The field of TP73 research stands to benefit from several emerging technologies:

Single-cell analysis technologies:

• Single-cell RNA sequencing can reveal cell-type specific expression patterns of TP73 isoforms at unprecedented resolution

• Single-cell proteomics may eventually allow detection of protein isoforms in individual cells

• These approaches could further refine our understanding of TAp73 and ΔTAp73 expression in specialized cell populations

CRISPR-based approaches:

• CRISPR/Cas9 genome editing can create isoform-specific knockouts to study functional consequences

• CRISPRa/CRISPRi systems can selectively modulate expression of specific isoforms

• CRISPR base editors can introduce specific mutations to study structure-function relationships

Spatial transcriptomics/proteomics:

• These technologies can map TP73 isoform expression within the tissue architecture

• This could extend current knowledge of TAp73 in multiciliated cells and ΔTAp73 in basal/reserve cells by providing spatial context

Advanced protein imaging:

• Super-resolution microscopy may reveal subcellular localization patterns of different TP73 isoforms

• Live-cell imaging with tagged TP73 variants could track dynamic changes in localization and interactions

These technologies promise to address remaining questions about the complex biology of TP73 isoforms in normal development and disease.

What are the implications of TP73 isoform distribution for cancer diagnosis and treatment?

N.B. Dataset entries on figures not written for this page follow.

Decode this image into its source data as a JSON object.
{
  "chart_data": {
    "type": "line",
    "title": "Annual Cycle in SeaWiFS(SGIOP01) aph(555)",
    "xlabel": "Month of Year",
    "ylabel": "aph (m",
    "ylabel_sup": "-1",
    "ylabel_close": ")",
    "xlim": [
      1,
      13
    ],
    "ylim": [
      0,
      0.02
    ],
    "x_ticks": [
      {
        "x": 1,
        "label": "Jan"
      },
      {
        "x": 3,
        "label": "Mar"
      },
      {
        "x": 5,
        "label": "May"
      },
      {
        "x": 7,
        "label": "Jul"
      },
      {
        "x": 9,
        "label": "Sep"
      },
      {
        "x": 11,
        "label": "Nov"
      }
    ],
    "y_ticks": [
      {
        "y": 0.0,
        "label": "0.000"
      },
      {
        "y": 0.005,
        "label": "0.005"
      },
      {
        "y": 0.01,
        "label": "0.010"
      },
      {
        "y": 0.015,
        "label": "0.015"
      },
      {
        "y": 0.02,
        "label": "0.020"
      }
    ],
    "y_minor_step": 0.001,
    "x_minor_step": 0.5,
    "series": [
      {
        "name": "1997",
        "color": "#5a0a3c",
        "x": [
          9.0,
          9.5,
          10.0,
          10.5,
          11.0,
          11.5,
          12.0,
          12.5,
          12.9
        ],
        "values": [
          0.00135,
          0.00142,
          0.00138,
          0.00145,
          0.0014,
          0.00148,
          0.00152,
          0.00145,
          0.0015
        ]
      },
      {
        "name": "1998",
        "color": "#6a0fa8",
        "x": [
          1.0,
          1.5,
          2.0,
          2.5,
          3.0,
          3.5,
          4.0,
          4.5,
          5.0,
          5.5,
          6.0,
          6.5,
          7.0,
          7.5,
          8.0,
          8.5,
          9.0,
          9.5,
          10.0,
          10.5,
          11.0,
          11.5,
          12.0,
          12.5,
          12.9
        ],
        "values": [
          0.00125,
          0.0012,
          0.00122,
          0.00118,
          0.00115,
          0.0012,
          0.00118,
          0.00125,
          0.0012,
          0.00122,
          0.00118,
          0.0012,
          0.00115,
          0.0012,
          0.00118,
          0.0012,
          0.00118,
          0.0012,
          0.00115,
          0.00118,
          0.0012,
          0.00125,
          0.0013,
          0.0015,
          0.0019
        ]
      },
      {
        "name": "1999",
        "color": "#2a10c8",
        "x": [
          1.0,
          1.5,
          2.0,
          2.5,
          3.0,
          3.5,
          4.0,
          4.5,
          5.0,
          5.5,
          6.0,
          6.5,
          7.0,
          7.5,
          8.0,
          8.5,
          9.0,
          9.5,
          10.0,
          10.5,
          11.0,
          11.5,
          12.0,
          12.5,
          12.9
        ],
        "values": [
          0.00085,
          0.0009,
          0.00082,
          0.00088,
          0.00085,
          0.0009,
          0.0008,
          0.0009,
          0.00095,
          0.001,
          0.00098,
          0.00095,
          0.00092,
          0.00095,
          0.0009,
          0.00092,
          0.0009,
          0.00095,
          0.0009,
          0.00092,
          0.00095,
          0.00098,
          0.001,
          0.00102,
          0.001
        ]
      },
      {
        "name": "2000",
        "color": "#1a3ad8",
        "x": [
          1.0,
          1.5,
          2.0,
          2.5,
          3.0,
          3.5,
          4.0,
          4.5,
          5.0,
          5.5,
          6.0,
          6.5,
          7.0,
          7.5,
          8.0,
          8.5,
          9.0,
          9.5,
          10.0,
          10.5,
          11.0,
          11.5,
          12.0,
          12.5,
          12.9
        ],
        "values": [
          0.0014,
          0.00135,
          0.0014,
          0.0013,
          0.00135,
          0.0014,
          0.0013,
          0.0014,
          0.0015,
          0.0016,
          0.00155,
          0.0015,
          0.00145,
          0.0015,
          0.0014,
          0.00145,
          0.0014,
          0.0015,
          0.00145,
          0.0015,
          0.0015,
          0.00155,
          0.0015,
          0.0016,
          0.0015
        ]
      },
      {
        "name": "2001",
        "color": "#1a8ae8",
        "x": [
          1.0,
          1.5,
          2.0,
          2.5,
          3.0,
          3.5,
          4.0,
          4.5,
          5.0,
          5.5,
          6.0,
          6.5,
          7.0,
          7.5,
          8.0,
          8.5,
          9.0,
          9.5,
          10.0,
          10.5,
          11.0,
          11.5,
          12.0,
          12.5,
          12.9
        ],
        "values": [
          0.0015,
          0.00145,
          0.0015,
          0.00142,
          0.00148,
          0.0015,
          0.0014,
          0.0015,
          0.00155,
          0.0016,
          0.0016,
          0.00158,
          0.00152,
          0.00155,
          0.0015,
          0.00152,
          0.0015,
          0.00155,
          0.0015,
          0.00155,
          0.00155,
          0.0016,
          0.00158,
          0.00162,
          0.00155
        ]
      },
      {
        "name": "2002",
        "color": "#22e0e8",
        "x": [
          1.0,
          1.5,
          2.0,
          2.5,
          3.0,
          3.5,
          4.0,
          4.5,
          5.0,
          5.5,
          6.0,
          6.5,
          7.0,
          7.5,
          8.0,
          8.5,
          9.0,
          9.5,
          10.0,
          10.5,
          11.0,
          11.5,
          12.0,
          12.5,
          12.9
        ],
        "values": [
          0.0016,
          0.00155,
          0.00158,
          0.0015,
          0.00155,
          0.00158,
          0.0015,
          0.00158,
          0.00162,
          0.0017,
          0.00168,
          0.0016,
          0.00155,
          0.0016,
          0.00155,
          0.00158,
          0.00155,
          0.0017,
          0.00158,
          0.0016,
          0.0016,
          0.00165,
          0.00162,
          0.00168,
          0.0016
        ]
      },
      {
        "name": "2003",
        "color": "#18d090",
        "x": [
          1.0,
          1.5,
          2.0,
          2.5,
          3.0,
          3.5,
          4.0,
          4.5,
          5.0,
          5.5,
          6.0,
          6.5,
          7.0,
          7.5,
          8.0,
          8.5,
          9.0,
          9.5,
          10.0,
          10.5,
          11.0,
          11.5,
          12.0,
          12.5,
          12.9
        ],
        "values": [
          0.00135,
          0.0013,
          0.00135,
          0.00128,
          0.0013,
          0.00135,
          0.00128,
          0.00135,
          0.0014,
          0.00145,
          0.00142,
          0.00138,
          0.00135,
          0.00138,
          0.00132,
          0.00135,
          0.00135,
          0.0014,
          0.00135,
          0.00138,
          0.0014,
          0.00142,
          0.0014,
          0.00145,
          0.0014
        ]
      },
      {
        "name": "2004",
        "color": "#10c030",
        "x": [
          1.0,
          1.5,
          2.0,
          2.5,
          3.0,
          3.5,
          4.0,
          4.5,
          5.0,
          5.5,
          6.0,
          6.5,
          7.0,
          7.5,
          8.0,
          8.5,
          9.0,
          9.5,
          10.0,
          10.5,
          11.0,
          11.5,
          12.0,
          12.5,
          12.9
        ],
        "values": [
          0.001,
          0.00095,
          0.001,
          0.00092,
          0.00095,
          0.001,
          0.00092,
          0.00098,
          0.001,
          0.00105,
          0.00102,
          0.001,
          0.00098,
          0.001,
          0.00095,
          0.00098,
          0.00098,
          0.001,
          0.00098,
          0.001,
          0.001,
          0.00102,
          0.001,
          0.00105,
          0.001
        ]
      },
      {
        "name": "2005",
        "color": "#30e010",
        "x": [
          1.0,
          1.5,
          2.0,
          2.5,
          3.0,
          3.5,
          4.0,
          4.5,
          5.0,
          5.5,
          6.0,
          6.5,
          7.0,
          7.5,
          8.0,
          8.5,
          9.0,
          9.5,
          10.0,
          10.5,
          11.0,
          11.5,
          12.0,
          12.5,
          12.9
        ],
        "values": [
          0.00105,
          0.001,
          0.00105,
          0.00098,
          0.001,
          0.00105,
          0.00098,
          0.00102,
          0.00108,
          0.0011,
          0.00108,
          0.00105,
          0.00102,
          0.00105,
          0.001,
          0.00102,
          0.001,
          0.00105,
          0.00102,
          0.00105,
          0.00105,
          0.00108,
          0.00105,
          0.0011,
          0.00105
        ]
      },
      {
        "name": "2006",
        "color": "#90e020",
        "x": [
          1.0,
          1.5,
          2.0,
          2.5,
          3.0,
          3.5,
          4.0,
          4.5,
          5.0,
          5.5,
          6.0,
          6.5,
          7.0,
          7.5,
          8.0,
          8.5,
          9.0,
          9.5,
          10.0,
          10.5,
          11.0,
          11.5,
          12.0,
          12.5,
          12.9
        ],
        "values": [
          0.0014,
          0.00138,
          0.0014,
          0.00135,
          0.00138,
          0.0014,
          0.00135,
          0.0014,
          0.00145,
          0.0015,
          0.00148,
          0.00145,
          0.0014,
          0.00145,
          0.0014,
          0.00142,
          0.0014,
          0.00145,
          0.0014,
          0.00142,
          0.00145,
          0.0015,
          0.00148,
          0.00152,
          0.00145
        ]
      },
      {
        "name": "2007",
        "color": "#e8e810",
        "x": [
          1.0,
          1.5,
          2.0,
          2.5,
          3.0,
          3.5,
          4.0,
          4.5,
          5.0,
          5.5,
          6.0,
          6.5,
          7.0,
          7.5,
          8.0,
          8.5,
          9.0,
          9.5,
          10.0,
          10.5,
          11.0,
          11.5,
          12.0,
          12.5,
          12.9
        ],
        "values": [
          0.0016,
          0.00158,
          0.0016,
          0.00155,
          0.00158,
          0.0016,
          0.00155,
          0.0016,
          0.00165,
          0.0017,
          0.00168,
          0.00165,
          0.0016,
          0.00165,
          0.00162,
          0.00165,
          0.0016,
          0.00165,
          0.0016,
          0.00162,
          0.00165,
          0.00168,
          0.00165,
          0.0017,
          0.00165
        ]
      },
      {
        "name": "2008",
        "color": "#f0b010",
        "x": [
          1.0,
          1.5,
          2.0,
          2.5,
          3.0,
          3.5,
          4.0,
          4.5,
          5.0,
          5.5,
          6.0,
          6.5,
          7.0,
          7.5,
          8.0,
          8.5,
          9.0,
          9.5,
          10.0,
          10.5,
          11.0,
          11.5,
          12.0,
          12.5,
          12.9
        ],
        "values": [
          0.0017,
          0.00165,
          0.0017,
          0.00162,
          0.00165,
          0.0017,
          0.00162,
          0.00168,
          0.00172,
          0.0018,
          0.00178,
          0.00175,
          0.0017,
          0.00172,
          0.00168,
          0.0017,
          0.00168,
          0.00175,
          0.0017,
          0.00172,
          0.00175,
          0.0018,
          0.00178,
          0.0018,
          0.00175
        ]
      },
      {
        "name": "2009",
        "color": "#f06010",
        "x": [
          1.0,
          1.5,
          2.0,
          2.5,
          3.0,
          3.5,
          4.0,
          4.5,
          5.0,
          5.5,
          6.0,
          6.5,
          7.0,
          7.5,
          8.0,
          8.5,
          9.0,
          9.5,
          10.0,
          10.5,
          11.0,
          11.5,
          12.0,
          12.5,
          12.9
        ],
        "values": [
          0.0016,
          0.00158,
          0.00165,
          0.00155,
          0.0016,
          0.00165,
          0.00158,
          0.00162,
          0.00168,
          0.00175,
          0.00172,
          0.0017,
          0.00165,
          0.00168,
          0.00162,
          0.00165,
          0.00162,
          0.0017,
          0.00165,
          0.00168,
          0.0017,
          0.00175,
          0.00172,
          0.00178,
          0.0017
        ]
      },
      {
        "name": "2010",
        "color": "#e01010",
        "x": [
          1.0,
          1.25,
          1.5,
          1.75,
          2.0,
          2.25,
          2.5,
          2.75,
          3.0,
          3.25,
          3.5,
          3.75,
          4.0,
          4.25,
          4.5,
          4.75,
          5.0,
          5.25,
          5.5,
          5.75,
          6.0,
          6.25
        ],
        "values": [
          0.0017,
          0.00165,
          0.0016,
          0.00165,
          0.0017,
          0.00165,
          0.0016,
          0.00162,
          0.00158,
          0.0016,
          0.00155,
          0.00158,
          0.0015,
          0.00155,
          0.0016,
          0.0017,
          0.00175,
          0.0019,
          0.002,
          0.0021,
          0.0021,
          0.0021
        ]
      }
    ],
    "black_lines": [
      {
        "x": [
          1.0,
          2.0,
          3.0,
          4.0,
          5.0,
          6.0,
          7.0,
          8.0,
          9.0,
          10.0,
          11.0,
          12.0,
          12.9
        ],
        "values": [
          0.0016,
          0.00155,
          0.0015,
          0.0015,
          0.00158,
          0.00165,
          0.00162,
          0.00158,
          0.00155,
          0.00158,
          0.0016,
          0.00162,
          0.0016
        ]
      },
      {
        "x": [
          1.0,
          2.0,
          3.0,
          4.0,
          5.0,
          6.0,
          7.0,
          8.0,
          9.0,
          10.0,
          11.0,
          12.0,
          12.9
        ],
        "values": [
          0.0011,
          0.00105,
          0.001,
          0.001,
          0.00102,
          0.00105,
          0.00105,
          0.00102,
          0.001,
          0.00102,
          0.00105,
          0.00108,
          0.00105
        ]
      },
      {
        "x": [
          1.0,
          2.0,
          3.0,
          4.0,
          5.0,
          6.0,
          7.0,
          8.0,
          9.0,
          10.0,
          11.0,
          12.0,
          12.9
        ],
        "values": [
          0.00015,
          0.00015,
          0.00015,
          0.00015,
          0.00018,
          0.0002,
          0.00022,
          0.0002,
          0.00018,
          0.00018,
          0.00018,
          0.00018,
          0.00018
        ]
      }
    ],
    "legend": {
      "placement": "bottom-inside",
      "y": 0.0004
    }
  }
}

The differential expression of TP73 isoforms in cancer has several potential clinical applications:

Diagnostic applications:

• p73α expression patterns (basal vs. diffuse) correlate with tumor grade in cervical squamous cell carcinoma, suggesting potential use as a diagnostic or prognostic marker

• The significant association (p=0.009) between basal p73α expression and lower grade tumors suggests utility in refining histopathological classification

Therapeutic implications:

• The opposing functions of TAp73 (potentially tumor-suppressive) and ΔTAp73 (potentially oncogenic) suggest that therapeutic approaches might aim to:

  • Restore or enhance TAp73 activity

  • Inhibit ΔTAp73 function

  • Alter the ratio between these isoforms

Biomarker development:

• Isoform-specific antibodies could be developed as companion diagnostics for therapies targeting the p53 family

• Expression patterns might predict response to conventional treatments like chemotherapy and radiation

Research needs:
Further studies are needed to establish whether p73α expression patterns have prognostic value beyond correlation with tumor grade. While the current data show associations with histopathological features, direct relationships with clinical outcomes (progression, disease-specific mortality) were not statistically significant in the available research .

How does TP73 research intersect with studies of related p53 family members?

TP73 research exists within the broader context of the p53 family, with important interconnections:

Structural and functional parallels:

• All p53 family members (p53, p63, p73) produce multiple isoforms through alternative promoters and splicing

• Similar to TP73, p63 produces TA and ΔN variants with distinct functions

• Understanding common mechanisms across the family may reveal conserved regulatory principles

Cross-regulation within the family:

• p53 family members can form heterocomplexes that affect transcriptional activity

• They may compete for binding to shared target genes

• Antibody specificity is crucial to distinguish between family members in experimental settings

Complementary tissue-specific roles:

• While TAp73 marks multiciliated cells, p63 (particularly ΔNp63) is a key regulator in epithelial stem cells

• p53 functions primarily in stress response and DNA damage pathways

• Together, these proteins form a regulatory network controlling development, differentiation, and tumor suppression

Implications for research methodology:
When studying TP73, researchers should consider potential interactions with or compensation by other p53 family members. Antibody validation must include testing for cross-reactivity with p53 and p63 isoforms, as demonstrated in the comprehensive validation approach used for the antibodies described in the research literature .

Understanding these interconnections enriches the interpretation of TP73 research findings and places them within the broader context of cellular regulation.